Mini Cooper Car Manufacturers

August 10, 2013

Mini Cooper Car Manufacturers

Mini Cooper is the product of a decidedly non-British company. In this case, the company is BMW, which developed the car as a joint project with England's Rover Group, which it owned from 1994 to 2000. Introduced in 2001 as a 2002 model, the new Mini Cooper borrowed the original's nameplate, distinctive appearance, and--most importantly--its sporting spirit. Although the need to conform to contemporary safety standards, and to include modern amenities, have made the Mini considerably larger and heavier than the pocket-sized original, it is still one of the smallest four-passenger cars on the market. It is also still built in England.

The original Mini was a line of iconic British small cars manufactured by the British Motor Corporation from 1959 until 2000. Its models included the Morris Mini-Minor and the Austin Seven, the Countryman, Moke, 1275GT and Clubman. Performance versions of these models used the name Cooper, due to a partnership with racing legend John Cooper. The original two-door Mini continued in production until 2000. Development of a successor began in 1995 and the new generation car was launched in 2001. The current Mini range includes the Hardtop/Hatch/Convertible (three-door hatchback), Clubman (estate), Countryman (five-door crossover), Coupe/Roadster and Paceman (three-door crossover based on the Countryman).

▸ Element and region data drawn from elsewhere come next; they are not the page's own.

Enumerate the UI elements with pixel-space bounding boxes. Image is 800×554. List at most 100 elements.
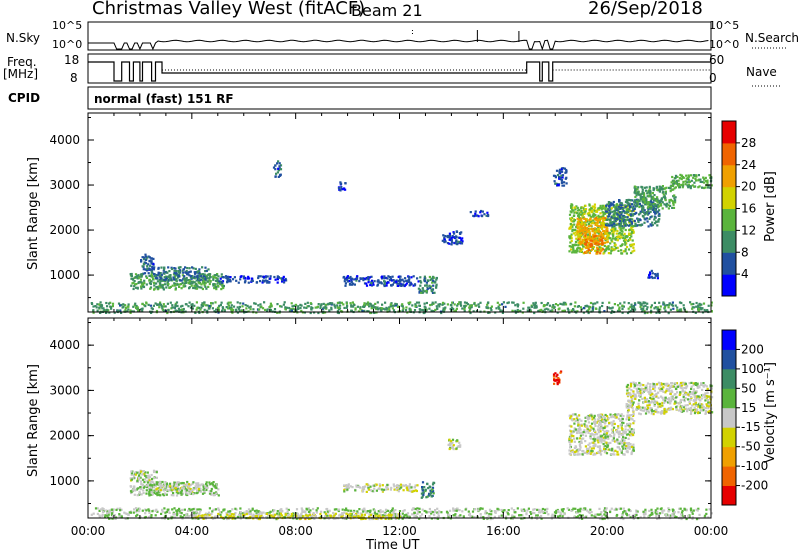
data-cell	[597, 428, 600, 432]
data-cell	[398, 282, 401, 285]
data-cell	[650, 195, 653, 198]
data-cell	[103, 308, 106, 312]
data-cell	[186, 267, 189, 270]
data-cell	[220, 273, 223, 276]
data-cell	[148, 274, 151, 277]
colorbar-tick-label: 28	[741, 136, 756, 150]
data-cell	[330, 306, 333, 309]
data-cell	[217, 275, 220, 278]
data-cell	[148, 278, 151, 281]
data-cell	[629, 205, 632, 208]
data-cell	[423, 309, 426, 312]
data-cell	[634, 382, 637, 385]
data-cell	[577, 214, 580, 217]
data-cell	[221, 285, 224, 288]
data-cell	[174, 485, 177, 488]
data-cell	[650, 309, 653, 312]
data-cell	[625, 245, 629, 249]
data-cell	[231, 308, 234, 311]
data-cell	[627, 210, 630, 213]
data-cell	[205, 276, 208, 279]
data-cell	[586, 415, 589, 418]
data-cell	[141, 483, 145, 486]
data-cell	[622, 430, 625, 434]
data-cell	[162, 494, 166, 497]
data-cell	[669, 408, 672, 411]
data-cell	[322, 302, 325, 305]
data-cell	[586, 245, 589, 248]
data-cell	[581, 433, 585, 437]
data-cell	[674, 304, 677, 307]
data-cell	[184, 285, 187, 288]
data-cell	[625, 235, 628, 238]
data-cell	[634, 195, 637, 199]
data-cell	[164, 481, 167, 484]
data-cell	[641, 196, 645, 199]
data-cell	[631, 244, 634, 247]
data-cell	[202, 303, 205, 306]
data-cell	[346, 278, 349, 281]
data-cell	[153, 492, 156, 495]
data-cell	[685, 177, 688, 180]
data-cell	[623, 445, 626, 448]
data-cell	[699, 178, 702, 181]
data-cell	[639, 413, 642, 416]
data-cell	[150, 484, 153, 487]
data-cell	[594, 223, 597, 226]
data-cell	[229, 301, 232, 304]
data-cell	[583, 429, 586, 432]
data-cell	[170, 267, 174, 271]
data-cell	[152, 477, 155, 480]
data-cell	[694, 410, 697, 413]
data-cell	[607, 417, 610, 420]
data-cell	[346, 304, 349, 307]
data-cell	[622, 226, 626, 229]
data-cell	[581, 238, 584, 241]
data-cell	[639, 301, 642, 304]
data-cell	[288, 306, 291, 310]
data-cell	[163, 276, 166, 279]
data-cell	[196, 306, 199, 309]
data-cell	[589, 445, 592, 448]
data-cell	[599, 246, 603, 249]
data-cell	[150, 487, 153, 490]
data-cell	[574, 211, 577, 214]
data-cell	[656, 277, 659, 280]
data-cell	[345, 484, 348, 487]
data-cell	[693, 406, 696, 409]
data-cell	[628, 426, 632, 429]
data-cell	[452, 236, 455, 239]
data-cell	[670, 303, 673, 306]
data-cell	[694, 398, 697, 401]
data-cell	[331, 302, 334, 305]
data-cell	[540, 308, 543, 311]
data-cell	[641, 392, 644, 395]
data-cell	[579, 243, 582, 246]
data-cell	[587, 311, 590, 315]
data-cell	[533, 306, 536, 309]
data-cell	[601, 301, 604, 304]
data-cell	[145, 484, 148, 487]
data-cell	[411, 490, 414, 493]
data-cell	[584, 222, 587, 225]
data-cell	[667, 207, 670, 210]
data-cell	[630, 235, 633, 238]
data-cell	[137, 476, 141, 480]
data-cell	[568, 213, 572, 216]
data-cell	[693, 306, 696, 309]
data-cell	[571, 243, 574, 246]
data-cell	[623, 232, 626, 235]
data-cell	[599, 435, 602, 438]
data-cell	[399, 278, 402, 281]
data-cell	[569, 443, 572, 446]
data-cell	[463, 307, 466, 311]
data-cell	[657, 391, 660, 394]
data-cell	[586, 238, 589, 241]
colorbar-tick-label: 20	[741, 180, 756, 194]
data-cell	[674, 182, 677, 185]
data-cell	[630, 222, 634, 225]
data-cell	[634, 187, 637, 190]
colorbar-tick-label: 16	[741, 202, 756, 216]
data-cell	[405, 486, 408, 489]
data-cell	[603, 241, 607, 244]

Like untold millions of other small cars produced over the last half century, today's Mini Cooper derives its configuration from the original English Mini, as introduced in 1959 and produced through 2000. Like its nominal predecessor, the current Mini is a subcompact two-door whose corner-mounted wheels (for minimal body overhang) and transverse-mounted engine allow for a considerably roomier passenger compartment than might be expected in a car so small.

The first-generation Mini (Mk. I) was produced in hard top form through 2006. In 2005 a convertible was added to the line. Changing safety requirements prompted the development of a considerably revised second-generation Mini (Mk. II), which was introduced for the 2007 model year. While a casual observer might not notice any difference at all, the Mk II has all-new body panels. The same year saw the introduction of the Clubman. With 9.5 inches of extra length, the Clubman has more room in the back seat and luggage compartment, and a pair of rear-hinged mini doors to ease rear passenger access. The Mini convertible continued to be based on the Mk. I platform through the 2008 model year. A Mk. II convertible was introduced as a 2009 model.

The Mini is sold throughout the world, with a variety of engines intended to meet the needs of the local markets. Those engines were initially designed and/or produced by other companies. The gasoline versions were designed by Chrysler and built in Brazil, while the diesel engine was purchased from Toyota. The Mk. II's engines were developed in a joint venture with PSA Peugeot Citroen, and are built in England.

Even the most sporting Mini--the Cooper S--delivers respectable mileage, at 34 MPG on the highway, while the less powerful models are even more frugal. Beyond that, Mini is expecting to deliver 500 examples of he all-electric zero-emissions Mini E for a proof-of-concept field trial in 2009.